To the editor:
With the closing of Hawthorne by the Sea on Nov. 15, 2025, the North Shore lost more than a restaurant. It lost a place where life was marked in full. Birthdays and graduations. Mother’s Day. And also the quiet mercy meals that follow a family funeral, moments when hospitality becomes an act of care.
That was not incidental. It was the standard set by Anthony Athanas.
For decades, his restaurants from the Hawthorne in Lynn to the General Glover House, the Cummaquid Inn on the Cape, and Pier 4 on Boston Harbor were part of everyday life. They did not simply serve meals. They received people.
I dined in each of them with my parents. Some memories stand apart. The General Glover House on New Year’s Eve. The Hawthorne in Lynn with my grandparents. Yet Hawthorne by the Sea stayed with me most. It carried a quiet sense of occasion. It endured. Its loss feels larger than a closing. It marks the end of something that once set the tone for how people gathered.
What stays with me most is not only the food. It is the man. Anthony Athanas stood at the door of the Hawthorne in Lynn and greeted his guests himself. He greeted everyone the same way. No distinction. No airs. Only warmth. Only respect. That was his standard, and he kept it.
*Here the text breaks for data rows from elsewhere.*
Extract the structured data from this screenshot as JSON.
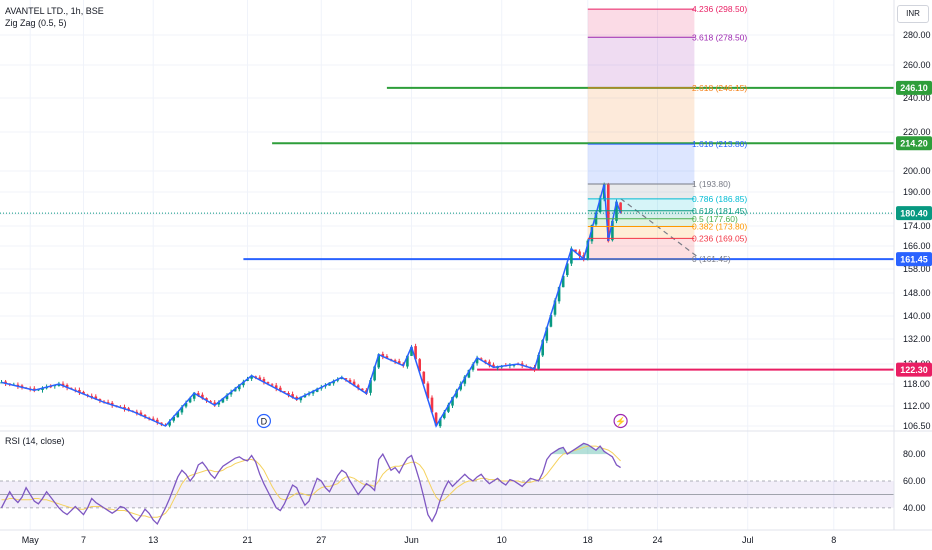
{
  "header": {
    "title": "AVANTEL LTD., 1h, BSE",
    "indicator": "Zig Zag (0.5, 5)",
    "rsi_label": "RSI (14, close)",
    "currency": "INR"
  },
  "colors": {
    "up": "#089981",
    "down": "#f23645",
    "zigzag": "#2962ff",
    "level_green": "#2e9e3a",
    "level_blue": "#2962ff",
    "level_pink": "#e91e63",
    "rsi": "#7e57c2",
    "rsi_ma": "#f5d25e",
    "grid": "#f0f3fa",
    "axis_text": "#131722"
  },
  "price_axis": {
    "min": 105,
    "max": 305,
    "ticks": [
      106.5,
      112.0,
      118.0,
      124.0,
      132.0,
      140.0,
      148.0,
      158.0,
      166.0,
      174.0,
      180.0,
      190.0,
      200.0,
      220.0,
      240.0,
      260.0,
      280.0
    ]
  },
  "time_axis": {
    "labels": [
      {
        "text": "May",
        "idx": 7
      },
      {
        "text": "7",
        "idx": 20
      },
      {
        "text": "13",
        "idx": 37
      },
      {
        "text": "21",
        "idx": 60
      },
      {
        "text": "27",
        "idx": 78
      },
      {
        "text": "Jun",
        "idx": 100
      },
      {
        "text": "10",
        "idx": 122
      },
      {
        "text": "18",
        "idx": 143
      },
      {
        "text": "24",
        "idx": 160
      },
      {
        "text": "Jul",
        "idx": 182
      },
      {
        "text": "8",
        "idx": 203
      }
    ]
  },
  "price_tags": [
    {
      "text": "246.10",
      "value": 246.1,
      "color": "#2e9e3a"
    },
    {
      "text": "214.20",
      "value": 214.2,
      "color": "#2e9e3a"
    },
    {
      "text": "180.40",
      "value": 180.4,
      "color": "#089981"
    },
    {
      "text": "161.45",
      "value": 161.45,
      "color": "#2962ff"
    },
    {
      "text": "122.30",
      "value": 122.3,
      "color": "#e91e63"
    }
  ],
  "horizontal_levels": [
    {
      "value": 246.1,
      "color": "#2e9e3a",
      "from_idx": 94
    },
    {
      "value": 214.2,
      "color": "#2e9e3a",
      "from_idx": 66
    },
    {
      "value": 161.45,
      "color": "#2962ff",
      "from_idx": 59
    },
    {
      "value": 122.3,
      "color": "#e91e63",
      "from_idx": 116
    }
  ],
  "fib": {
    "from_idx": 143,
    "to_idx": 169,
    "levels": [
      {
        "label": "4.236 (298.50)",
        "value": 298.5,
        "color": "#e91e63"
      },
      {
        "label": "3.618 (278.50)",
        "value": 278.5,
        "color": "#9c27b0"
      },
      {
        "label": "2.618 (246.15)",
        "value": 246.15,
        "color": "#f57f17"
      },
      {
        "label": "1.618 (213.80)",
        "value": 213.8,
        "color": "#2962ff"
      },
      {
        "label": "1 (193.80)",
        "value": 193.8,
        "color": "#787b86"
      },
      {
        "label": "0.786 (186.85)",
        "value": 186.85,
        "color": "#00bcd4"
      },
      {
        "label": "0.618 (181.45)",
        "value": 181.45,
        "color": "#089981"
      },
      {
        "label": "0.5 (177.60)",
        "value": 177.6,
        "color": "#4caf50"
      },
      {
        "label": "0.382 (173.80)",
        "value": 173.8,
        "color": "#ff9800"
      },
      {
        "label": "0.236 (169.05)",
        "value": 169.05,
        "color": "#f23645"
      },
      {
        "label": "0 (161.45)",
        "value": 161.45,
        "color": "#787b86"
      }
    ]
  },
  "markers": [
    {
      "label": "D",
      "idx": 64,
      "color": "#2962ff"
    },
    {
      "label": "⚡",
      "idx": 151,
      "color": "#9c27b0"
    }
  ],
  "zigzag": [
    {
      "i": 0,
      "v": 118.5
    },
    {
      "i": 8,
      "v": 116.3
    },
    {
      "i": 14,
      "v": 118
    },
    {
      "i": 25,
      "v": 113
    },
    {
      "i": 32,
      "v": 110.5
    },
    {
      "i": 40,
      "v": 106.5
    },
    {
      "i": 47,
      "v": 115.5
    },
    {
      "i": 52,
      "v": 112.2
    },
    {
      "i": 61,
      "v": 120.5
    },
    {
      "i": 72,
      "v": 113.8
    },
    {
      "i": 83,
      "v": 120
    },
    {
      "i": 89,
      "v": 115.4
    },
    {
      "i": 92,
      "v": 127
    },
    {
      "i": 98,
      "v": 123.5
    },
    {
      "i": 100,
      "v": 129.5
    },
    {
      "i": 106,
      "v": 106.5
    },
    {
      "i": 116,
      "v": 126
    },
    {
      "i": 120,
      "v": 123
    },
    {
      "i": 126,
      "v": 124
    },
    {
      "i": 130,
      "v": 122.5
    },
    {
      "i": 134,
      "v": 140.5
    },
    {
      "i": 139,
      "v": 165
    },
    {
      "i": 142,
      "v": 161.5
    },
    {
      "i": 147,
      "v": 193.8
    },
    {
      "i": 148,
      "v": 168
    },
    {
      "i": 150,
      "v": 185.5
    },
    {
      "i": 151,
      "v": 180.4
    }
  ],
  "projection": [
    {
      "i": 151,
      "v": 187
    },
    {
      "i": 170,
      "v": 162
    }
  ],
  "rsi": {
    "min": 25,
    "max": 95,
    "ticks": [
      40,
      60,
      80
    ],
    "bands": [
      40,
      50,
      60
    ],
    "values": [
      40,
      46,
      52,
      47,
      44,
      48,
      55,
      50,
      45,
      43,
      47,
      52,
      48,
      44,
      40,
      37,
      35,
      38,
      41,
      38,
      35,
      40,
      47,
      44,
      42,
      40,
      38,
      36,
      38,
      41,
      40,
      37,
      33,
      30,
      34,
      39,
      36,
      31,
      28,
      34,
      40,
      47,
      55,
      63,
      68,
      65,
      60,
      64,
      72,
      74,
      70,
      65,
      62,
      67,
      71,
      73,
      75,
      77,
      78,
      76,
      75,
      79,
      74,
      65,
      58,
      52,
      46,
      40,
      38,
      43,
      50,
      57,
      55,
      48,
      42,
      45,
      54,
      62,
      60,
      55,
      52,
      58,
      64,
      68,
      66,
      60,
      55,
      50,
      54,
      58,
      56,
      53,
      76,
      80,
      74,
      68,
      70,
      66,
      72,
      77,
      79,
      70,
      60,
      48,
      35,
      30,
      36,
      46,
      54,
      60,
      56,
      59,
      62,
      65,
      62,
      60,
      63,
      65,
      61,
      58,
      60,
      62,
      59,
      57,
      61,
      60,
      58,
      56,
      59,
      62,
      61,
      60,
      66,
      76,
      80,
      82,
      84,
      85,
      80,
      82,
      84,
      86,
      88,
      87,
      85,
      83,
      86,
      82,
      80,
      78,
      72,
      70
    ]
  },
  "rsi_ma": {
    "values": [
      46,
      46,
      47,
      47,
      46,
      46,
      46,
      46,
      47,
      47,
      46,
      46,
      45,
      44,
      43,
      42,
      41,
      40,
      40,
      39,
      39,
      40,
      41,
      41,
      41,
      40,
      39,
      39,
      38,
      38,
      38,
      37,
      36,
      35,
      34,
      34,
      33,
      33,
      33,
      34,
      36,
      40,
      46,
      52,
      58,
      62,
      64,
      65,
      66,
      67,
      68,
      68,
      67,
      67,
      68,
      70,
      71,
      73,
      74,
      75,
      76,
      76,
      75,
      72,
      68,
      62,
      56,
      51,
      47,
      46,
      47,
      49,
      51,
      51,
      50,
      49,
      50,
      53,
      55,
      56,
      56,
      57,
      58,
      61,
      63,
      63,
      62,
      60,
      58,
      57,
      57,
      56,
      60,
      65,
      68,
      70,
      71,
      71,
      72,
      73,
      74,
      74,
      72,
      68,
      61,
      54,
      48,
      45,
      46,
      49,
      52,
      55,
      57,
      59,
      60,
      60,
      61,
      62,
      62,
      61,
      61,
      61,
      60,
      60,
      60,
      60,
      60,
      59,
      59,
      59,
      60,
      61,
      62,
      65,
      69,
      73,
      77,
      80,
      81,
      82,
      83,
      84,
      85,
      86,
      86,
      86,
      85,
      84,
      83,
      81,
      78,
      75
    ]
  }
}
Then the rituals. A small spread to begin, crackers with a savory spread. Later, the popovers. Hot. Golden. Served with chowder or salad. Butter melting into the center. A small gesture. A lasting one. You were welcome here.
Pier 4 closed in 2013. The General Glover House has stood dark since the 1990s. Now Hawthorne has followed. What once seemed permanent has receded, piece by piece.
The site now enters a temporary lease. The Glover House will stand or fall on whether funds can be raised to preserve it within a larger development. These are not renewals. They are pauses with uncertain ends.
What is difficult to accept is not change. Change is constant. What is difficult to accept is the loss of a way of doing things. The Anthony Athanas Way. The duty to receive people with care and dignity. It has been replaced by something more transactional.
A place can close. That happens. But a standard should not be so easily lost. The North Shore did not simply lose restaurants. It lost a standard.
Respectfully,
Peter J. Eliopoulos
The writer was born and raised in Lynn and Swampscott and is on the Board of Governors of the Addison Gallery of American Art in Andover. He resides outside of New York City with his wife.